Stress, Performance, and Video-Assisted Debriefing

Monday, 30 October 2017

Marycarol Rossignol, PhD
Henry P. Becton School of Nursing and Allied Health, Fairleigh Dickinson University, Florham Park, NJ, USA


Simulation instructors strive to create a learning environment that closely represents reality because recreating realistic health care situations can more substantially promote encoding and learning that prompts the acquisition of clinical knowledge and skills. Experts frequently recommend use of video playback during debriefing in order to add to learning, however, it is unclear if the incorporation of video review in the facilitated debriefing session increases stress and inhibits performance of trainees.


An overview of the theoretical and research literature in simulation with a focus on stress, performance and debriefing practices will be presented. Recommended features and types of debriefings held after simulation exercises will be reviewed. In particular, benefits and barriers of video-assisted debriefing will be discussed along with identification of outcomes that have been studied. Research findings will be described that measured stress responses and performance of nursing students in a repeat simulation and compared effects of two types of debriefing (Rossignol, in press, “Effects of Video-Assisted Debriefing”). In addition, implications of the published research such as what faculty can do to optimize the learning conditions of simulation experiences will be explored.
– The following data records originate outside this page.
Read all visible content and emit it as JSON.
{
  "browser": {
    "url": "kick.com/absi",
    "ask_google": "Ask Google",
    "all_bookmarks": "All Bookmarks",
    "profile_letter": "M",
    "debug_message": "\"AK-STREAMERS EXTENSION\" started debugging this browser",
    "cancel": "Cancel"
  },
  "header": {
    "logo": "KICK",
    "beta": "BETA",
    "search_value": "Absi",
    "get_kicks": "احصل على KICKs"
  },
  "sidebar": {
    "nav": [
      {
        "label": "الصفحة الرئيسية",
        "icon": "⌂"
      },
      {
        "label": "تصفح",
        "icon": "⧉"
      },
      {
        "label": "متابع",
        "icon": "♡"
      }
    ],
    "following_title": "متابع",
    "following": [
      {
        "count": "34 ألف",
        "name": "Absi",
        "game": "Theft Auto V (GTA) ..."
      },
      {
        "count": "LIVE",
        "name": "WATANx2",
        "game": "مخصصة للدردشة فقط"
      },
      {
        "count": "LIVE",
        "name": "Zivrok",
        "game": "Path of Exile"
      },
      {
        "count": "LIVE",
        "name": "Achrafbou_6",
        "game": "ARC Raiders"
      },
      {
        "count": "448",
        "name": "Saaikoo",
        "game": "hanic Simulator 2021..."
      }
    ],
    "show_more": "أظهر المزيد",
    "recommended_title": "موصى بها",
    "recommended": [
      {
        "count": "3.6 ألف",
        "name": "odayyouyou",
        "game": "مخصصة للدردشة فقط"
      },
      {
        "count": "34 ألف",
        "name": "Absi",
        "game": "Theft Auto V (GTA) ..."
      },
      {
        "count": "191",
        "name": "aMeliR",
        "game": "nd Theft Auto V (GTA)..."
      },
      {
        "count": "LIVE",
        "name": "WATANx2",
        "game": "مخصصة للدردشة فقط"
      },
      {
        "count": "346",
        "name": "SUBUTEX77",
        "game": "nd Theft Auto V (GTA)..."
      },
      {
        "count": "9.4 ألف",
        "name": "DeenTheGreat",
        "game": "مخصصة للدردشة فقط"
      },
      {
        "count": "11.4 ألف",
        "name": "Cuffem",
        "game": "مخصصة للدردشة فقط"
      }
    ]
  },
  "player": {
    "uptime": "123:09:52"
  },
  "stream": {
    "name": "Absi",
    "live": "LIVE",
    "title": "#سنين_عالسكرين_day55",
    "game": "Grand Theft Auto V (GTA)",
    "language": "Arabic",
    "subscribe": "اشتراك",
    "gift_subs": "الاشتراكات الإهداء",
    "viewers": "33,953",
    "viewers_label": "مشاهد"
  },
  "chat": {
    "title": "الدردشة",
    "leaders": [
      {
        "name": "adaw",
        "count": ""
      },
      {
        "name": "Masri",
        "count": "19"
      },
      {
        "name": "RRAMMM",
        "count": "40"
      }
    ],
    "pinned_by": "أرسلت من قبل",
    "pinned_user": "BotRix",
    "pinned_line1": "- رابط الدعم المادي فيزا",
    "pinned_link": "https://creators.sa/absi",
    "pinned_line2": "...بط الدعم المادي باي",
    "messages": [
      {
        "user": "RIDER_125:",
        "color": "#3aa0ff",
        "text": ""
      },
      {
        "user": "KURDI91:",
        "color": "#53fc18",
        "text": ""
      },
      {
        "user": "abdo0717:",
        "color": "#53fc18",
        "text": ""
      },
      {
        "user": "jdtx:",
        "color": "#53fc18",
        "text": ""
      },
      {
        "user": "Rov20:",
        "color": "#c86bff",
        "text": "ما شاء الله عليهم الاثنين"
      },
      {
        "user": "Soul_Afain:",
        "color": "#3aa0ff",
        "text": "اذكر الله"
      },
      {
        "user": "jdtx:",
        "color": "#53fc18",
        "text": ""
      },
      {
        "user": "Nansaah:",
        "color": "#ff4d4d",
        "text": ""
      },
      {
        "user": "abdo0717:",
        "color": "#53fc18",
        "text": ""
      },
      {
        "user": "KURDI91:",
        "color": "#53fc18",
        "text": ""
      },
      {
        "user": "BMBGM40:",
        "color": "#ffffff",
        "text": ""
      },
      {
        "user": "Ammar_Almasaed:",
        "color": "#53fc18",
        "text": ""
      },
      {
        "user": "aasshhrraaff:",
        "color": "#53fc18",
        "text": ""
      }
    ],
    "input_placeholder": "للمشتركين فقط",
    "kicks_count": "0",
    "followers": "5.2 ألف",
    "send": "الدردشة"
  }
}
Simulation experiences can be more stressful than actual clinical experiences with real patients (Judd et al., 2016). The conditions that may elevate stress and anxiety of learners in the simulation laboratory will be described. Research has demonstrated evidence in support of the effectiveness of debriefing, compared to no debriefing (Hamad, Brown, & Clavijo-Alvarez, 2007), whereas the question whether there is added or meaningful benefits with video review remains unclear (Cheng et al., 2014). Findings from a randomized controlled trial of facilitator-led debriefing groups: with and without video review, suggested that the video recording of simulations did not elevate anxiety or lower performance of participants (Rossignol, in press, “Effects of Video-Assisted Debriefing”).


Video recording of simulation performances did not negatively impact learning conditions. Students benefit from simulation-based learning opportunites that involve motivated performances and feedback in debriefings. Facilitator-led debriefings, with or without video, can shape future performance.